Like some writers and artists do, I suffered from shyness as a child. In order to cope, I hid within my mind, in a lush world populated by book characters and people I met in dreams.
It got pretty crowded in there, and eventually I had to deal with the outside world, make a separate peace with it in order to grow, not just survive. So to navigate the soul-killing aspects of life in school I developed a strong, capable persona. She was the warrior who dispatched bullies and placated teachers so that the dreamer could roam in her inner garden.
Sounds like multiple personality disorder, doesn’t it? Maybe it was, but my strategy worked for a heckuva long time, at least on a superficial level. My warrior woman went to Harvard Law School, practiced litigation in Connecticut and New York, kicked butt in a very satisfying way. Her shy deer counterpart dreamed on, well hidden, well protected.
And the whole crowd inside the garden was happy. We all could have continued on our merry way indefinitely…the only person who felt dissatisfied with this situation was, well, me.

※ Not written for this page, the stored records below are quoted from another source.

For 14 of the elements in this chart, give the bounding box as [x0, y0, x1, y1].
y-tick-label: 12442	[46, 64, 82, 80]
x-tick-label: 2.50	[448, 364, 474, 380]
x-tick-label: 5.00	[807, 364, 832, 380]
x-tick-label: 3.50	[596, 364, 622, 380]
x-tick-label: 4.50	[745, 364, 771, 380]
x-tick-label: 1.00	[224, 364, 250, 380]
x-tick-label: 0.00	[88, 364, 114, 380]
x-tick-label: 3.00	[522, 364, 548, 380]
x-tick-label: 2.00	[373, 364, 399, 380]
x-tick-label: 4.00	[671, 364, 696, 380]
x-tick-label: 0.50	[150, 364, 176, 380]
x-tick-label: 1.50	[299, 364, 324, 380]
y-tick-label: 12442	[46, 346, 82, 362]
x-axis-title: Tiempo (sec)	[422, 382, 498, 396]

I’d survived way too long split up into a bunch of different pieces. My dreamer, walled off from the outside world, couldn’t manifest her visions without the help of the warrior. But the warrior was too busy fighting other people’s battles. Fortunately for me, a series of events blew my old habits away.
First, my oldest child was born. An incredible person, who immediately taught me two things: (1) I am strong enough to do anything I have to do; (2) I am not going to live forever. My husband and I decided to move back to New York, live closer to family and friends.
And then 9/11 happened. My oldest was 9 months old at the time, and we’d moved back to the metro NY area only a few weeks before. I froze up for a few months after the attack on our country. You know what brought me back to myself? Stories. Dreams. And novels that that breathed magic back into the desert of daily life.
My children and husband sustained me. Romance novels entranced me. Everyday heroes inspired me. Now my writing has cracked my old life wide open, and I’m learning how to grow my secret garden here, in the everyday, magical world.